Sulle note dell’Intermezzo della Cavalleria rusticana di Pietro Mascagni troviamo Jake LaMotta sul ring, avvolto dal suo accappatoio leopardato e dal fumo. Jake balla su quel quadrato che diventa come un palco, balla da solo, in ralenti. Di tanto in tanto un flash, e poi le tre corde del ring: se non fosse per questi elementi, che ci trascinano forzatamente verso la relatività spaziale, saremmo in un tempo e luogo indistinti. Ma la scena è comunque immersa nell’assoluto, c’è già il nucleo pulsante di tutta la poetica del film.
Jake tira pugni al nulla, combatte da solo, in fondo non fa altro che lottare contro se stesso, in bianco e nero per mascherare la violenza, in ralenti perché pensa intensamente alla sua vita, con la musica in sottofondo perché questo film ha un ritmo e una tensione che solo la musica può rappresentare con onestà.
La genesi di Toro Scatenato
Toro Scatenato nacque grazie ad un’idea di Robert De Niro, prima dell’inizio delle riprese infatti Martin Scorsese stava attraversando un durissimo periodo sia per il flop professionale di New York, New York del 1977, sia per problemi di salute e di dipendenza da alcol e droghe.

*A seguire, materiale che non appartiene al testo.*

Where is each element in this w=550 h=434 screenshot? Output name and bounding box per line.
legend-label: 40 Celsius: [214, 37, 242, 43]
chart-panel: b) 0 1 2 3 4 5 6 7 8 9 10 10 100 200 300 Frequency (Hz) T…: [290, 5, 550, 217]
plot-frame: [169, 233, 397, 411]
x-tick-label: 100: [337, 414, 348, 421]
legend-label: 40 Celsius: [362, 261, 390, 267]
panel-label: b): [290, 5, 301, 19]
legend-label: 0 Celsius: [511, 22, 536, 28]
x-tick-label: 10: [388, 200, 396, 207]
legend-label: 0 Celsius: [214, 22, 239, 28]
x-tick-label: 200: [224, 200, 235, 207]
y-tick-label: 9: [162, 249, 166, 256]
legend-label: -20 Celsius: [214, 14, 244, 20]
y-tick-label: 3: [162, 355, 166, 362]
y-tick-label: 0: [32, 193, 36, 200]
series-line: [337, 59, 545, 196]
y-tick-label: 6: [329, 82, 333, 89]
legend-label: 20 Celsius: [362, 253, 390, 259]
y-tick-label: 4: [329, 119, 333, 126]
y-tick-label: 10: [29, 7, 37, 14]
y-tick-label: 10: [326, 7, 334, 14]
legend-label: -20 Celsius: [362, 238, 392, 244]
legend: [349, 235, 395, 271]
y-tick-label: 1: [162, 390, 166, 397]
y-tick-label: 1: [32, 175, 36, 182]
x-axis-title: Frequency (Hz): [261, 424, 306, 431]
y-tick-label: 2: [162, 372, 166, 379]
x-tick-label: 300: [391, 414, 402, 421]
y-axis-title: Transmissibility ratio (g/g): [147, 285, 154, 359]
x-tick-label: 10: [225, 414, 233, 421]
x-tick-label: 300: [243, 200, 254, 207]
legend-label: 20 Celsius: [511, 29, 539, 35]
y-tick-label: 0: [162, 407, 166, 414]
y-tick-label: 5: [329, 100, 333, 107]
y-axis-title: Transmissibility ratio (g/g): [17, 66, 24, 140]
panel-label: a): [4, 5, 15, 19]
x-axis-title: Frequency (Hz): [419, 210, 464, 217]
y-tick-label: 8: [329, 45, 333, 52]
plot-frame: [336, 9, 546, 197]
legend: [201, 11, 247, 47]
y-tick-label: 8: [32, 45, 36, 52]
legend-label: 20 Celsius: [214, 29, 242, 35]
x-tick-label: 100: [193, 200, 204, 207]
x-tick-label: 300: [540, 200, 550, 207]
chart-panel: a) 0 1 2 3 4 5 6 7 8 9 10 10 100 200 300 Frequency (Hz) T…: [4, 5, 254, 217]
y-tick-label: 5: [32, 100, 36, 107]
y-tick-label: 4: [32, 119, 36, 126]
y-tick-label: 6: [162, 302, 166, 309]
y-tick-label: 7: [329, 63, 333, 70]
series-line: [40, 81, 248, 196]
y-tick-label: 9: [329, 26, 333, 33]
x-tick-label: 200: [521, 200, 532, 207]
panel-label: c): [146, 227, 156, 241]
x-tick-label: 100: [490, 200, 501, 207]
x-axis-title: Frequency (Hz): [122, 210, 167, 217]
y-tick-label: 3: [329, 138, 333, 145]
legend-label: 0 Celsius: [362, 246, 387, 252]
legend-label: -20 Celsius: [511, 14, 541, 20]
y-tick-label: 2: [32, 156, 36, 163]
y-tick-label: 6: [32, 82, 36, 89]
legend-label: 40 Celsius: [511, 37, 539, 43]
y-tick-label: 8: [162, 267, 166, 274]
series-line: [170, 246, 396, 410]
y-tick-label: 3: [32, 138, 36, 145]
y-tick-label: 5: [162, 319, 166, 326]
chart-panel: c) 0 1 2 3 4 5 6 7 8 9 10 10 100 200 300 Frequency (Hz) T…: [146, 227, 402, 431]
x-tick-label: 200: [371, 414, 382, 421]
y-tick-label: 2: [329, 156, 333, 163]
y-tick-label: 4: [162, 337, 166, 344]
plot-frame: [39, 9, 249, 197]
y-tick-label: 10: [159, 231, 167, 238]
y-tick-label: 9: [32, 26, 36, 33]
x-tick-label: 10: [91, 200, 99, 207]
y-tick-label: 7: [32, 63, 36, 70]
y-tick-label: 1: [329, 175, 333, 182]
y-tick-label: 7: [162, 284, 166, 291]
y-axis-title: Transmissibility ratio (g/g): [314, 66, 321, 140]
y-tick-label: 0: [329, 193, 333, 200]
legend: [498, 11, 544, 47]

Quando Scorsese intraprese il percorso di realizzazione del capolavoro del 1980 le sue speranze erano nulle, era convinto di stare lavorando alla sua ultima pellicola.
Per fortuna le cose andarono diversamente, la maestria del regista si palesò in maniera lampante e, nonostante il biasimo di critica e pubblico per la violenza, il film piacque.
Conclusioni
Oltre al lavoro perfetto di Scorsese, la splendida armonia presente nel film è dovuta all’estrema professionalità di tutti coloro che ci hanno lavorato.
Partendo da Schrader, autore di una sceneggiatura colma di dialoghi ineccepibili, passando per il montaggio, ad opera di Thelma Schoonmaker, e la fotografia di Michael Chapman, arrivando naturalmente alle interpretazioni di protagonista e coprotagonista.
Joe Pesci raggiunge già in questo film, di fatto il primo, vette di recitazione altissime e Robert De Niro dà il meglio di sé con una prova di recitazione priva di difetti, degna di essere annoverata non solo tra le sue migliori, ma tra le più belle interpretazioni cinematografiche della storia.
De Niro in Toro Scatenato supera perfino se stesso in Taxi Driver, grazie ad un’intensità nello sguardo, nella mimica e nei gesti decisamente degni di nota. A colpire è soprattutto la tensione che l’attore riesce a creare con il suo personaggio in ogni istante del film. Non è poi un particolare trascurabile la trasformazione fisica a cui De Niro si è sottoposto, prima allenandosi e combattendo dei reali incontri di pugilato a New York, e poi ingrassando di quasi 30 chili.
In conclusione Toro Scatenato è una pellicola perfetta, un capolavoro a tutto tondo che merita di essere visto più e più volte, con sfumature ed emozioni sempre nuove.